Leadership isn't just assembling the best and the brightest to come up with agreed-upon solutions - it's also mastering a message that inspires people to follow along with your train of thought, even as you work through the details. Obama assumes too often that citizens harbor the same trust in certain institutions that he has. He should remember that everyday citizens in this country aren't sitting down at tables with them and working out deals with them. It is literally impossible for them to share his trust in moderation if they don't feel like part of the process. They still need a narrative to follow along with and process while waiting for the dust to settle, and again, he has been a void and arguably, a failure. This is not to say he has accomplished nothing, but none of his accomplishments will matter if he doesn't push back now.

Update: he pushed back... but is it too little, too late?

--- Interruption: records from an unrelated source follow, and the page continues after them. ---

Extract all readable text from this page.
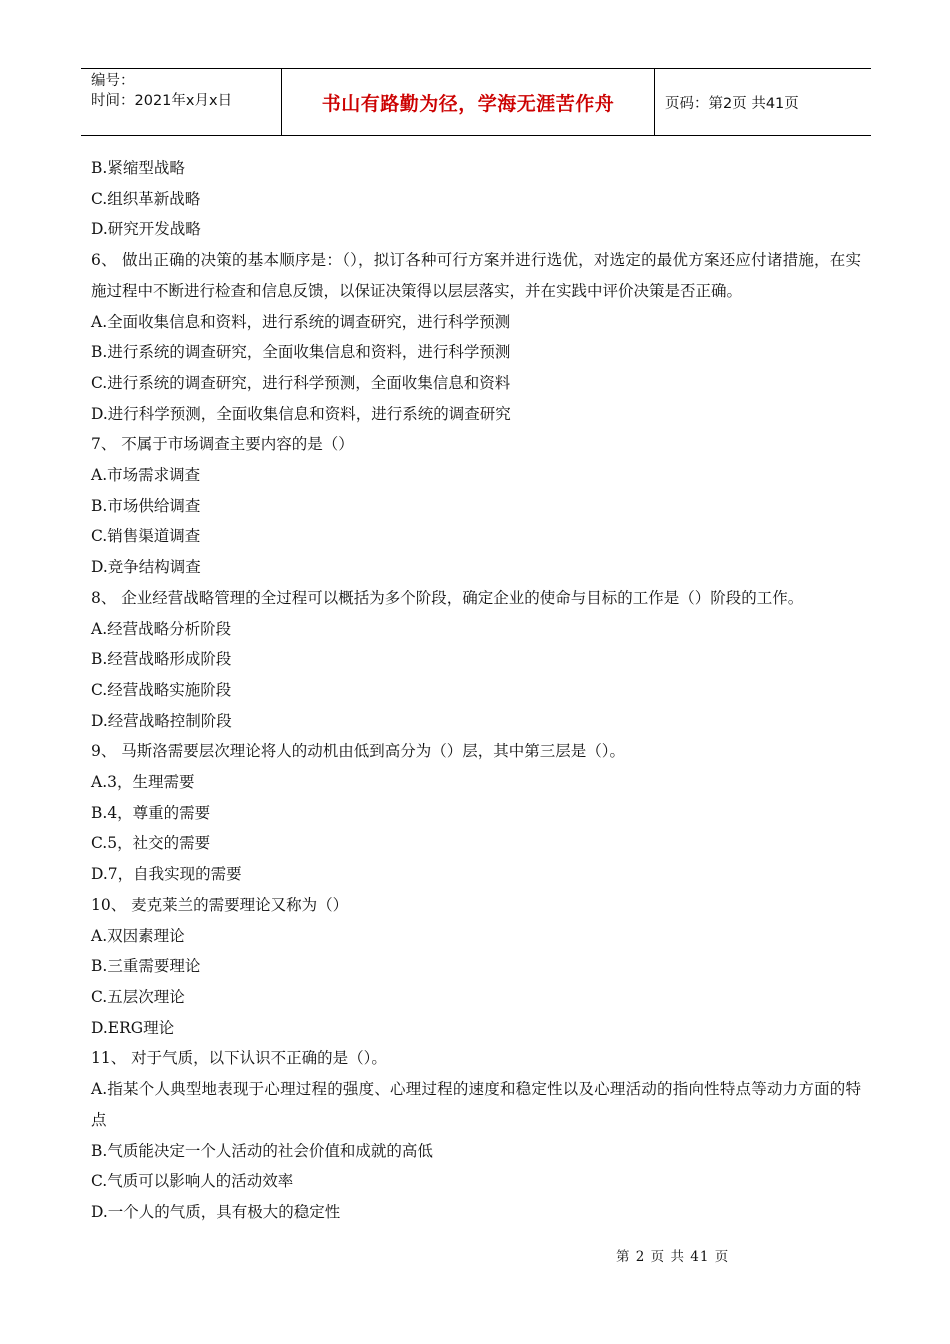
编号：
时间：2021年x月x日	书山有路勤为径，学海无涯苦作舟	页码：第2页 共41页
B.紧缩型战略
C.组织革新战略
D.研究开发战略
6、 做出正确的决策的基本顺序是：（），拟订各种可行方案并进行选优，对选定的最优方案还应付诸措施，在实施过程中不断进行检查和信息反馈，以保证决策得以层层落实，并在实践中评价决策是否正确。
A.全面收集信息和资料，进行系统的调查研究，进行科学预测
B.进行系统的调查研究，全面收集信息和资料，进行科学预测
C.进行系统的调查研究，进行科学预测，全面收集信息和资料
D.进行科学预测，全面收集信息和资料，进行系统的调查研究
7、 不属于市场调查主要内容的是（）
A.市场需求调查
B.市场供给调查
C.销售渠道调查
D.竞争结构调查
8、 企业经营战略管理的全过程可以概括为多个阶段，确定企业的使命与目标的工作是（）阶段的工作。
A.经营战略分析阶段
B.经营战略形成阶段
C.经营战略实施阶段
D.经营战略控制阶段
9、 马斯洛需要层次理论将人的动机由低到高分为（）层，其中第三层是（）。
A.3，生理需要
B.4，尊重的需要
C.5，社交的需要
D.7，自我实现的需要
10、 麦克莱兰的需要理论又称为（）
A.双因素理论
B.三重需要理论
C.五层次理论
D.ERG理论
11、 对于气质，以下认识不正确的是（）。
A.指某个人典型地表现于心理过程的强度、心理过程的速度和稳定性以及心理活动的指向性特点等动力方面的特点
B.气质能决定一个人活动的社会价值和成就的高低
C.气质可以影响人的活动效率
D.一个人的气质，具有极大的稳定性
第 2 页 共 41 页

The words in today's speech should have been fiercely communicated from day one, and it may be too late. Both ends of the ideological spectrum have not been communicated with equal ferocity, and subsequently, the bold pronouncements of GOP leadership have taken hold in the American consciousness. It's too bad, too, because today's speech hit a lot of really good notes. Political repetition is an underused tool in Progressives' arsenal - they'd rather come up with 200 ways to say one thing in trying to appeal to 200 different kinds of people - but they need to find something brilliant to say, and say it 200 times.